James Frayne is Director of communications agency Public First and author of Meet the People, a guide to moving public opinion. The focus of this column is Theresa May’s conservatism for “ordinary working people”.
Should the Government be communicating more? It’s a question that has consistently come up since Theresa May took office. David Cameron commented on everything, Theresa May says little publicly. She has given a few interviews recently, but it’s clear her team won’t be providing a steady stream of announcements.
Number 10 are right to limit May’s public comment – in the form of speeches, interviews and general policy announcements. While it might frustrate the media, Number 10 are right: May’s job is running the country. She will make more impact if she comments only on the biggest issues.
Such an approach can only work if Number 10 give complete clarity on May’s policy priorities and her governing themes. And it can only work if the rest of the Whitehall machine – above all, the Departmental communications teams – supply lots of material that pushes these priorities and themes.
This will ensure both that the media understand the Government’s overall agenda – and therefore ideally report within that context – and that they also have material to broadcast, print, or upload to drive that overall agenda.
It isn’t credible to avoid giving the media things to report on. If the Government doesn’t do that, someone else will.
On the first of these – highlighting May’s policy priorities and governing themes – Downing Street have done well. It’s clear what May believes in: governing for all, not just business and the poorest; a Brexit deal that’s good for the country and meets the expectations of leave voters; regeneration of great provincial towns and cities; and fairness for those the system has not treated well in the past (ethnic minorities being the obvious example).

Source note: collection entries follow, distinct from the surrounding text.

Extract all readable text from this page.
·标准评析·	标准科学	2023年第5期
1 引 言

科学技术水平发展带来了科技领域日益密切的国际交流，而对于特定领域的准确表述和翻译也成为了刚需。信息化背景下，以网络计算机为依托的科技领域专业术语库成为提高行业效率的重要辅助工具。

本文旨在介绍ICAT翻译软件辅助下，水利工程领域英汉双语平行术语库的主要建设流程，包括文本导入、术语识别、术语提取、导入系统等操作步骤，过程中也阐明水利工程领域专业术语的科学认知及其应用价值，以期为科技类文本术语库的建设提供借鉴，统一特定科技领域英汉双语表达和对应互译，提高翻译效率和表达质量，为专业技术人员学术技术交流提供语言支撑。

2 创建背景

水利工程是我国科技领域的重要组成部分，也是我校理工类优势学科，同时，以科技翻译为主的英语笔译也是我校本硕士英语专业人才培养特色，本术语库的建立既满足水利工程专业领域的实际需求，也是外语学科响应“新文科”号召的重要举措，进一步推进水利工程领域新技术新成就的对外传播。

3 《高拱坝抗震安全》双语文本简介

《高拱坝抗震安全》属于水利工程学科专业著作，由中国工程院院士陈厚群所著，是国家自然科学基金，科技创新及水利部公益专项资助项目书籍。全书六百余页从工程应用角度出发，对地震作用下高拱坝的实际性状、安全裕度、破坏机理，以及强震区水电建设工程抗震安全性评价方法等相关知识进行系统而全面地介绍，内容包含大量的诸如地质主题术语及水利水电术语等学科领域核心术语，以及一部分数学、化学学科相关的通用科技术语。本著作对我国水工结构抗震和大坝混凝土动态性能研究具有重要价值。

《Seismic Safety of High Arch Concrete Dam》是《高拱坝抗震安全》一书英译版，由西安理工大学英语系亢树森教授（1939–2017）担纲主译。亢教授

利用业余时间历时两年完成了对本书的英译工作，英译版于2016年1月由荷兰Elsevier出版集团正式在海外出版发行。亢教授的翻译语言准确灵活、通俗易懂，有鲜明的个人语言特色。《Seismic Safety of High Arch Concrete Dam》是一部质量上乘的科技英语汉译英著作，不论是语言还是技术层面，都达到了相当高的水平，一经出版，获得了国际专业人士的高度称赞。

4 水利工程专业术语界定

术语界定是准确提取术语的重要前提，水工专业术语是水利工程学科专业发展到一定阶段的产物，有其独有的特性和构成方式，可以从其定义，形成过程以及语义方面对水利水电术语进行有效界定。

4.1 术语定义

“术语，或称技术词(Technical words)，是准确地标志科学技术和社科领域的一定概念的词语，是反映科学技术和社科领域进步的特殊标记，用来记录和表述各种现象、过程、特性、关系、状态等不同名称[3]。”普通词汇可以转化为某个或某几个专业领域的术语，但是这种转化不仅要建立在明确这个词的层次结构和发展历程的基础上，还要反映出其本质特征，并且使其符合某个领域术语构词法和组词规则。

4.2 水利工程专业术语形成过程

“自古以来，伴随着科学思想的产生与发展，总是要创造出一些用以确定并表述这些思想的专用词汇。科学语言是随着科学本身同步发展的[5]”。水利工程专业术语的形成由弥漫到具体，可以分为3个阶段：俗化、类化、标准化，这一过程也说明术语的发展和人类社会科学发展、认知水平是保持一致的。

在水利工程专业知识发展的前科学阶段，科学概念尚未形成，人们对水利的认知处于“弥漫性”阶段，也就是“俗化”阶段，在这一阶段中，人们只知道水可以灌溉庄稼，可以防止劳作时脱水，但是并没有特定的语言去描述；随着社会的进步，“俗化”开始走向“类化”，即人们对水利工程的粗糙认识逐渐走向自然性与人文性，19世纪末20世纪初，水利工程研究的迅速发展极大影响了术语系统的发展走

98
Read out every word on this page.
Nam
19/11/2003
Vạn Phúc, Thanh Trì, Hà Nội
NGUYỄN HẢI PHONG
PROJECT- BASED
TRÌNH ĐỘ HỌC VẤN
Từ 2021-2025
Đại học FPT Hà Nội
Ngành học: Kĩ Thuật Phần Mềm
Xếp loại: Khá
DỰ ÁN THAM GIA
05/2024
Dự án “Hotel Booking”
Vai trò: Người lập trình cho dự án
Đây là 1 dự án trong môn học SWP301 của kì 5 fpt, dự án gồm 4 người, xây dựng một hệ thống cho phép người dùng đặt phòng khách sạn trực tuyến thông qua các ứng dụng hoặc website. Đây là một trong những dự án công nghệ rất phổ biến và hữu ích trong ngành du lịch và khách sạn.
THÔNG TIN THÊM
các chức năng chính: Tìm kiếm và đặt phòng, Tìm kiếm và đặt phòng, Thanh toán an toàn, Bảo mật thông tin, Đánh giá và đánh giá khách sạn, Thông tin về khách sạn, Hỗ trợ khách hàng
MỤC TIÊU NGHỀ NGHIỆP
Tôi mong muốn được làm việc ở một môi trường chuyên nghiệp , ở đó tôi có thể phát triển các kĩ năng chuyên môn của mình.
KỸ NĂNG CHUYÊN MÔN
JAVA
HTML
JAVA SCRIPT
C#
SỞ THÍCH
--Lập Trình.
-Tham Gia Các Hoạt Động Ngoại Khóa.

On the second of these – the Departments’ ability to generate good new material – it’s a mixed bag. The Department for Health recently announced they were looking at restricting health tourism, which is a truly, extraordinarily popular policy (look at the numbers).
The Department for Education announced Grammar Schools which, whatever your view on them, are popular on the face of it and which can be positioned as a policy for the urban working class and lower middle class.
But overall, the Whitehall machine is not regularly pumping out positive material to drive May’s agenda. The danger of this is that Number 10’s clarity is slowly undermined because there isn’t enough material to bring their policy priorities and governing agenda to life. There’s a danger they will look abstract or entirely aspirational, rather than real.
When I was a Departmental Director of Communications, there was literally no central coordination from Downing Street. That isn’t the problem now.
What seems to be a problem, something I tried to resolve at Education, is that the Departments still don’t take a campaign approach to communications – where the communications teams have an agreed overall narrative, clear messages, and policy ideas in a long-term planner to get things out in the right way.
For the communications teams at Number 10 and the Cabinet Office, a 2017 priority must be to get the Departments into this mindset and to commission policy material for as soon as possible, as this takes time. May is right to speak sparingly, but the Government needs to be saying a great deal more.